Chinese A-Shares Slide with ChiNext Plunging Nearly 4%, Market Awaits Mid-Year Earnings Guidance

Deep News06-25 15:33

On June 23, 2026, Chinese A-shares declined on lower trading volume, with the ChiNext Index plummeting nearly 4%. The Shanghai Composite Index fell over 1%, barely holding above the 4100-point mark. Specifically, the Shanghai Composite Index closed down 1.37% at 4106.25 points, the Shenzhen Component Index dropped 3.17%, the ChiNext Index fell 3.84%, the STAR 50 Index declined 1.68%, and the CSI A500 Index lost 3%.

Sector-wise, nonferrous metals and computing hardware led the declines, while innovative pharmaceuticals and banking sectors performed relatively better.

Key Market Drivers

The primary factors influencing today's market are as follows. First, sentiment spillover from overseas tech stocks and internal fund flows converged. Overnight, the Nasdaq fell 1.32%, with major tech giants experiencing significant pullbacks, amplifying risk-off sentiment in the A-share market. Direct triggers included SpaceX's bond issuance exceeding $20 billion, which shattered market expectations of its strong cash position, and ongoing talent drain from Google's core AI team, raising concerns about its AI competitiveness. Coupled with Micron Technology's impending earnings report, these events heightened risk aversion in A-shares, leading to substantial declines in the nonferrous metals and technology sectors.

Second, a deeper cause lies in the intensifying expectations for Federal Reserve interest rate hikes. On the news front, the Federal Reserve held its FOMC meeting on June 16-17, 2026, where officials unanimously voted to maintain the federal funds rate target range at 3.5%-3.75%. This June meeting marked the debut of new Fed Chair Warsh. The meeting statement saw significant changes from April's version, becoming more concise, removing forward guidance, and adopting a notably more hawkish tone on inflation. The Summary of Economic Projections lowered growth and unemployment forecasts while raising inflation expectations, with nine voting members indicating support for a rate hike before year-end. Against this backdrop, the A-share technology sector, which had accumulated substantial gains previously, faces dual pressures from sentiment and valuation.

Outperformers in Today's Session

Simultaneously, the innovative pharmaceutical and banking sectors showed relative strength today. The global competitiveness of China's innovative drug industry continues to strengthen, with overseas expansion progressing steadily, underpinned by solid fundamentals. Recently, the National Medical Products Administration released the 2025 Annual Report on the Progress of Clinical Trials for New Drug Registration in China. The report indicates that the total number of clinical trials in China exceeded 5,000 for the first time, reaching a record high.
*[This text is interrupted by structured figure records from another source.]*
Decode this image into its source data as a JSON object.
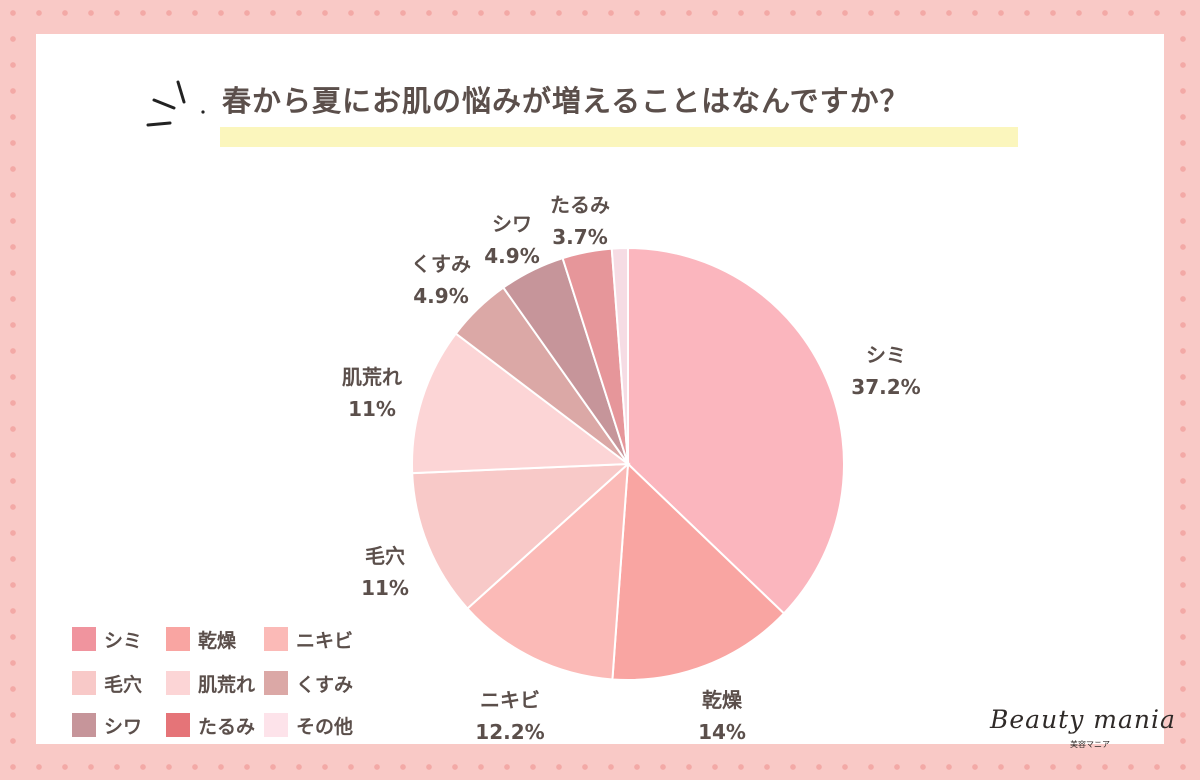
{
  "title": "春から夏にお肌の悩みが増えることはなんですか？",
  "brand": {
    "name": "Beauty mania",
    "sub": "美容マニア"
  },
  "chart_data": {
    "type": "pie",
    "title": "春から夏にお肌の悩みが増えることはなんですか？",
    "slices": [
      {
        "name": "シミ",
        "value": 37.2,
        "label": "37.2%",
        "color": "#fbb6be"
      },
      {
        "name": "乾燥",
        "value": 14,
        "label": "14%",
        "color": "#f9a5a2"
      },
      {
        "name": "ニキビ",
        "value": 12.2,
        "label": "12.2%",
        "color": "#fbbab7"
      },
      {
        "name": "毛穴",
        "value": 11,
        "label": "11%",
        "color": "#f8c9c8"
      },
      {
        "name": "肌荒れ",
        "value": 11,
        "label": "11%",
        "color": "#fcd5d6"
      },
      {
        "name": "くすみ",
        "value": 4.9,
        "label": "4.9%",
        "color": "#dba8a6"
      },
      {
        "name": "シワ",
        "value": 4.9,
        "label": "4.9%",
        "color": "#c6959a"
      },
      {
        "name": "たるみ",
        "value": 3.7,
        "label": "3.7%",
        "color": "#e6969a"
      },
      {
        "name": "その他",
        "value": 1.2,
        "label": "",
        "color": "#f6dce4"
      }
    ],
    "legend": {
      "placement": "bottom-left",
      "items": [
        {
          "name": "シミ",
          "color": "#f0949e"
        },
        {
          "name": "乾燥",
          "color": "#f9a5a2"
        },
        {
          "name": "ニキビ",
          "color": "#fbbab7"
        },
        {
          "name": "毛穴",
          "color": "#f8c9c8"
        },
        {
          "name": "肌荒れ",
          "color": "#fcd5d6"
        },
        {
          "name": "くすみ",
          "color": "#dba8a6"
        },
        {
          "name": "シワ",
          "color": "#c6959a"
        },
        {
          "name": "たるみ",
          "color": "#e57478"
        },
        {
          "name": "その他",
          "color": "#fde3ea"
        }
      ]
    }
  }
}
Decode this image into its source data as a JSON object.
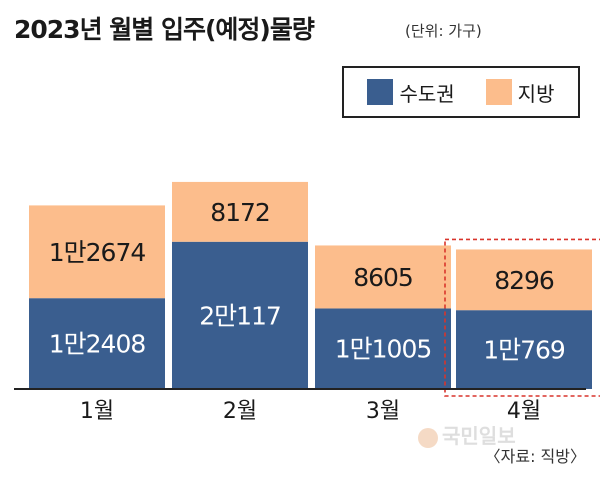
{
  "title": "2023년 월별 입주(예정)물량",
  "unit": "(단위: 가구)",
  "source": "〈자료: 직방〉",
  "watermark": "국민일보",
  "colors": {
    "capital": "#3a5e8f",
    "local": "#fcbd8c",
    "highlight": "#d9342b",
    "baseline": "#222222"
  },
  "chart_data": {
    "type": "bar",
    "stacked": true,
    "categories": [
      "1월",
      "2월",
      "3월",
      "4월"
    ],
    "series": [
      {
        "name": "수도권",
        "values": [
          12408,
          20117,
          11005,
          10769
        ],
        "labels": [
          "1만2408",
          "2만117",
          "1만1005",
          "1만769"
        ]
      },
      {
        "name": "지방",
        "values": [
          12674,
          8172,
          8605,
          8296
        ],
        "labels": [
          "1만2674",
          "8172",
          "8605",
          "8296"
        ]
      }
    ],
    "legend_position": "top-right",
    "highlighted_category": "4월"
  }
}
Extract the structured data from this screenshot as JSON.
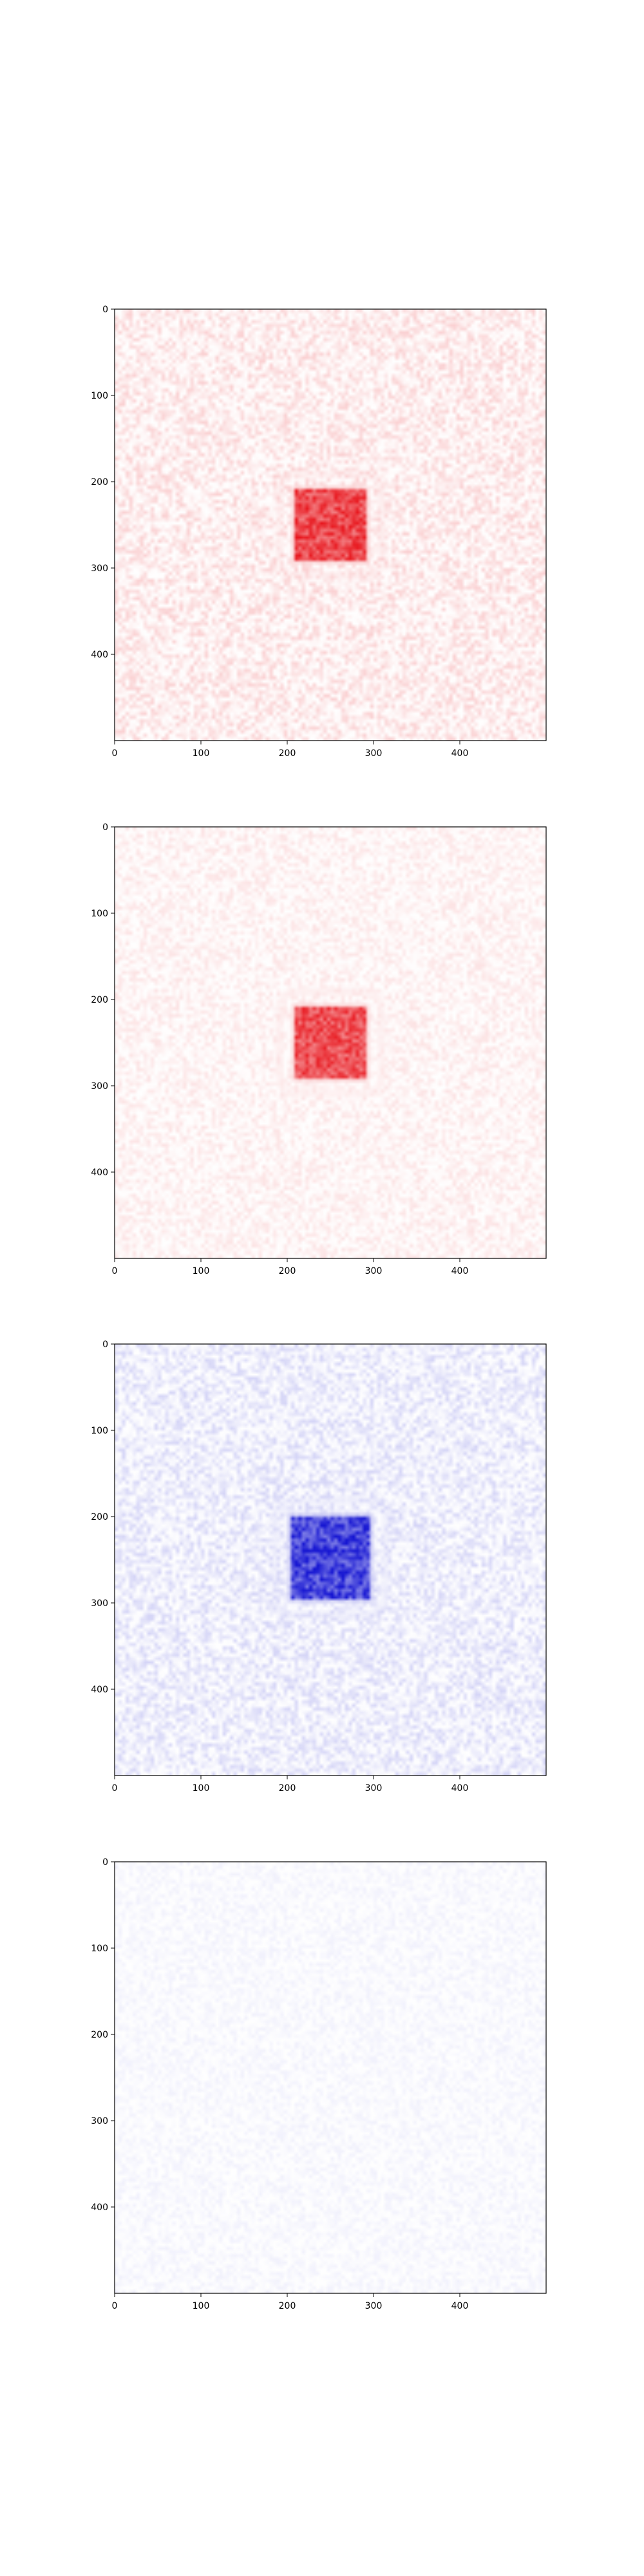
{
  "chart_data": [
    {
      "type": "heatmap",
      "title": "",
      "xlabel": "",
      "ylabel": "",
      "xlim": [
        0,
        499
      ],
      "ylim": [
        499,
        0
      ],
      "xticks": [
        0,
        100,
        200,
        300,
        400
      ],
      "yticks": [
        0,
        100,
        200,
        300,
        400
      ],
      "colormap_color": "#e8141b",
      "background_level": 0.2,
      "feature": {
        "x_range": [
          210,
          290
        ],
        "y_range": [
          210,
          290
        ],
        "peak_level": 1.0
      },
      "grid": false
    },
    {
      "type": "heatmap",
      "title": "",
      "xlabel": "",
      "ylabel": "",
      "xlim": [
        0,
        499
      ],
      "ylim": [
        499,
        0
      ],
      "xticks": [
        0,
        100,
        200,
        300,
        400
      ],
      "yticks": [
        0,
        100,
        200,
        300,
        400
      ],
      "colormap_color": "#e8141b",
      "background_level": 0.12,
      "feature": {
        "x_range": [
          210,
          290
        ],
        "y_range": [
          210,
          290
        ],
        "peak_level": 0.95
      },
      "grid": false
    },
    {
      "type": "heatmap",
      "title": "",
      "xlabel": "",
      "ylabel": "",
      "xlim": [
        0,
        499
      ],
      "ylim": [
        499,
        0
      ],
      "xticks": [
        0,
        100,
        200,
        300,
        400
      ],
      "yticks": [
        0,
        100,
        200,
        300,
        400
      ],
      "colormap_color": "#1414d2",
      "background_level": 0.18,
      "feature": {
        "x_range": [
          205,
          295
        ],
        "y_range": [
          200,
          295
        ],
        "peak_level": 1.0
      },
      "grid": false
    },
    {
      "type": "heatmap",
      "title": "",
      "xlabel": "",
      "ylabel": "",
      "xlim": [
        0,
        499
      ],
      "ylim": [
        499,
        0
      ],
      "xticks": [
        0,
        100,
        200,
        300,
        400
      ],
      "yticks": [
        0,
        100,
        200,
        300,
        400
      ],
      "colormap_color": "#1414d2",
      "background_level": 0.06,
      "feature": null,
      "grid": false
    }
  ]
}
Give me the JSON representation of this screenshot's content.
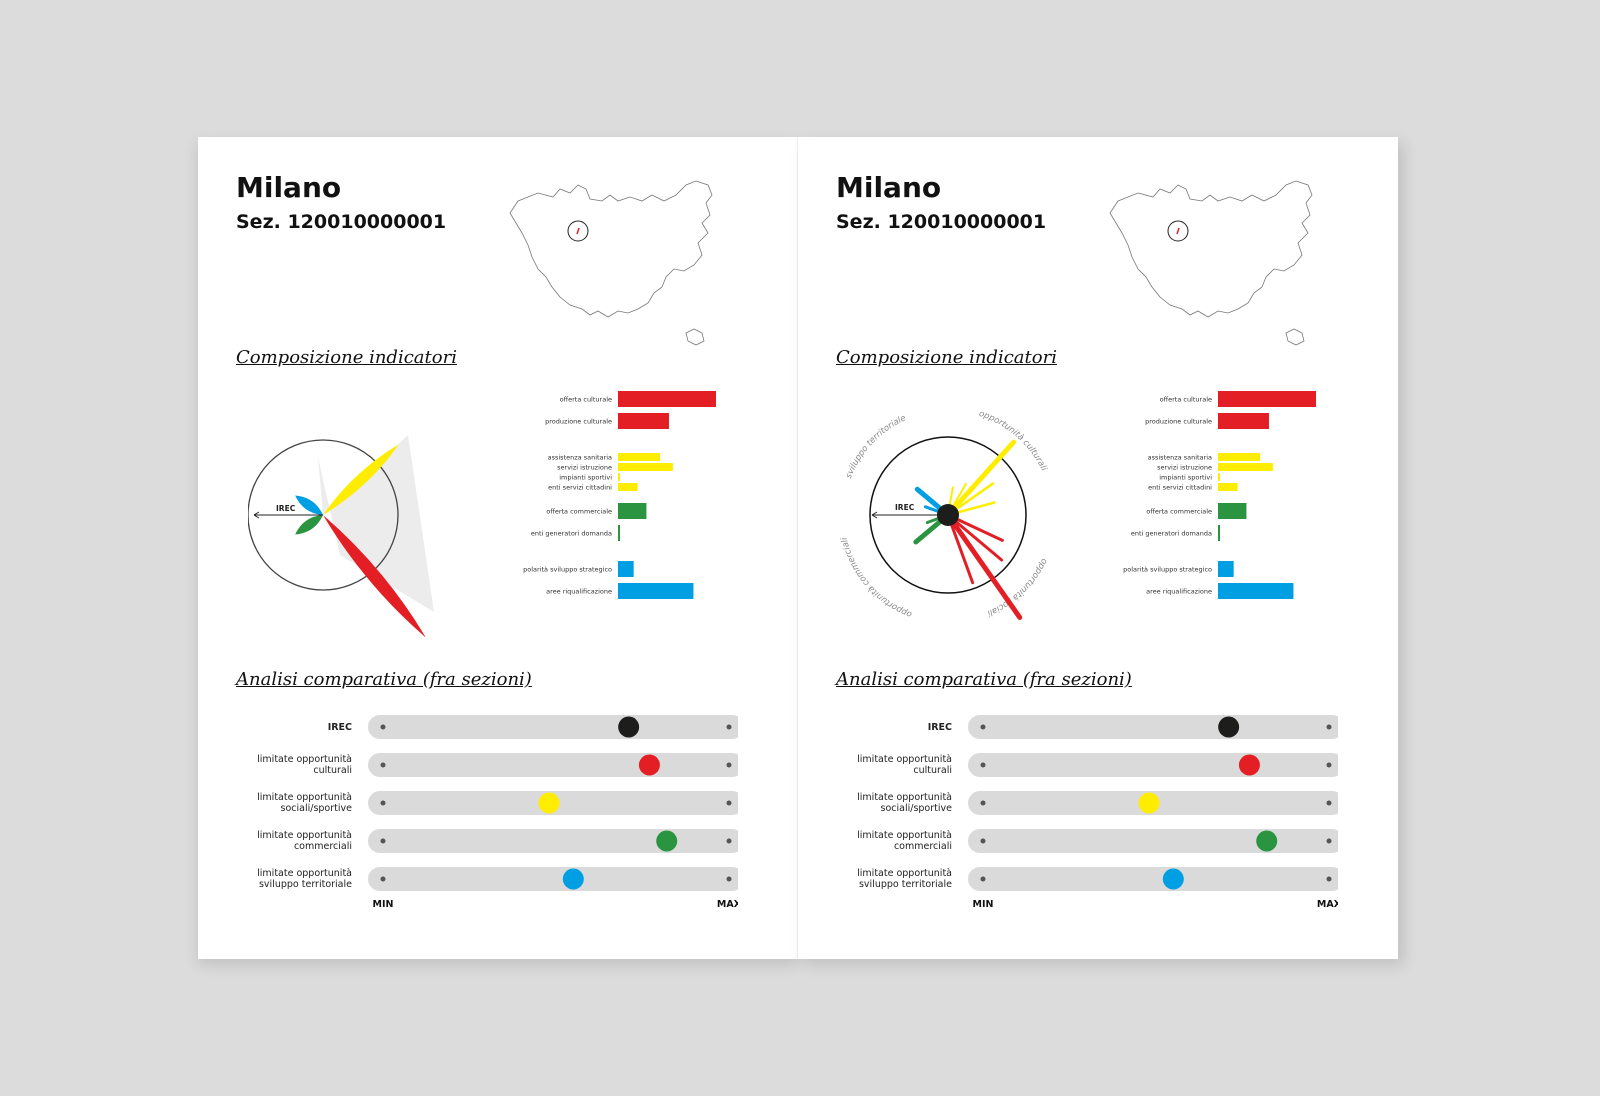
{
  "pages": [
    {
      "city": "Milano",
      "section_code": "Sez. 120010000001",
      "heading_composition": "Composizione indicatori",
      "heading_comparison": "Analisi comparativa (fra sezioni)",
      "radial_variant": "petals",
      "radial_axis_label": "IREC"
    },
    {
      "city": "Milano",
      "section_code": "Sez. 120010000001",
      "heading_composition": "Composizione indicatori",
      "heading_comparison": "Analisi comparativa (fra sezioni)",
      "radial_variant": "spikes",
      "radial_axis_label": "IREC",
      "radial_arc_labels": [
        "sviluppo territoriale",
        "opportunità culturali",
        "opportunità commerciali",
        "opportunità sociali"
      ]
    }
  ],
  "chart_data": [
    {
      "type": "bar",
      "orientation": "horizontal",
      "categories": [
        "offerta culturale",
        "produzione culturale",
        "assistenza sanitaria",
        "servizi istruzione",
        "impianti sportivi",
        "enti servizi cittadini",
        "offerta commerciale",
        "enti generatori domanda",
        "polarità sviluppo strategico",
        "aree riqualificazione"
      ],
      "values": [
        100,
        52,
        43,
        56,
        2,
        20,
        29,
        2,
        16,
        77
      ],
      "groups": [
        0,
        0,
        1,
        1,
        1,
        1,
        2,
        2,
        3,
        3
      ],
      "colors": [
        "#e31e24",
        "#e31e24",
        "#ffed00",
        "#ffed00",
        "#ffed00",
        "#ffed00",
        "#2a9440",
        "#2a9440",
        "#009fe3",
        "#009fe3"
      ]
    },
    {
      "type": "scatter",
      "subtype": "range-sliders",
      "categories": [
        "IREC",
        "limitate opportunità culturali",
        "limitate opportunità sociali/sportive",
        "limitate opportunità commerciali",
        "limitate opportunità sviluppo territoriale"
      ],
      "label_lines": [
        [
          "IREC"
        ],
        [
          "limitate opportunità",
          "culturali"
        ],
        [
          "limitate opportunità",
          "sociali/sportive"
        ],
        [
          "limitate opportunità",
          "commerciali"
        ],
        [
          "limitate opportunità",
          "sviluppo territoriale"
        ]
      ],
      "values": [
        0.71,
        0.77,
        0.48,
        0.82,
        0.55
      ],
      "colors": [
        "#1d1d1b",
        "#e31e24",
        "#ffed00",
        "#2a9440",
        "#009fe3"
      ],
      "xlim": [
        0,
        1
      ],
      "min_label": "MIN",
      "max_label": "MAX"
    }
  ]
}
Furthermore, market style is shifting towards rebalancing, with the large financial sector offering attractive allocation value. The onset of a密集 period for bank dividend payouts has also contributed to the sector's gains. As of June 22, 16 A-share listed banks have implemented their 2025 annual dividend distributions. In an environment of declining risk-free interest rates, dividend yields of 4%-5% or even higher, coupled with banks' relatively stable dividend policies, remain highly attractive to insurance funds, pension funds, and absolute-return oriented capital.

Market Outlook

Looking ahead, the market is currently in a window preceding the US-Iran negotiations and the mid-year earnings reporting season. Risk appetite has retreated somewhat, coinciding with a rising US dollar index. Global risk capital is awaiting validation during the earnings season. However, we believe the medium-term growth trajectory remains intact. First, US-Iran relations have seen a阶段性缓和, with a 14-point memorandum of understanding signed, entering a 60-day technical negotiation phase. However, repeated disruptions by Israel mean that while the Strait is gradually reopening, it is difficult to return to pre-conflict levels. Second, July will usher in a密集 disclosure window for mid-year earnings previews, where growth momentum is expected to be the core pricing factor. Clues for 2026 mid-year earnings growth may primarily concentrate in three areas: the AI hardware industry chain, upstream cyclical commodities, and midstream manufacturing sectors with advantages in overseas expansion. We maintain a positive outlook on AI hardware, new energy, industrial metals, and chemicals.

Risk Disclosure

Short-term index fluctuations and historical performance are for analytical reference only and do not indicate future performance. Views are for reference only, may change due to market factors, and do not constitute investment advice or承诺. Funds carry risks; investment requires caution.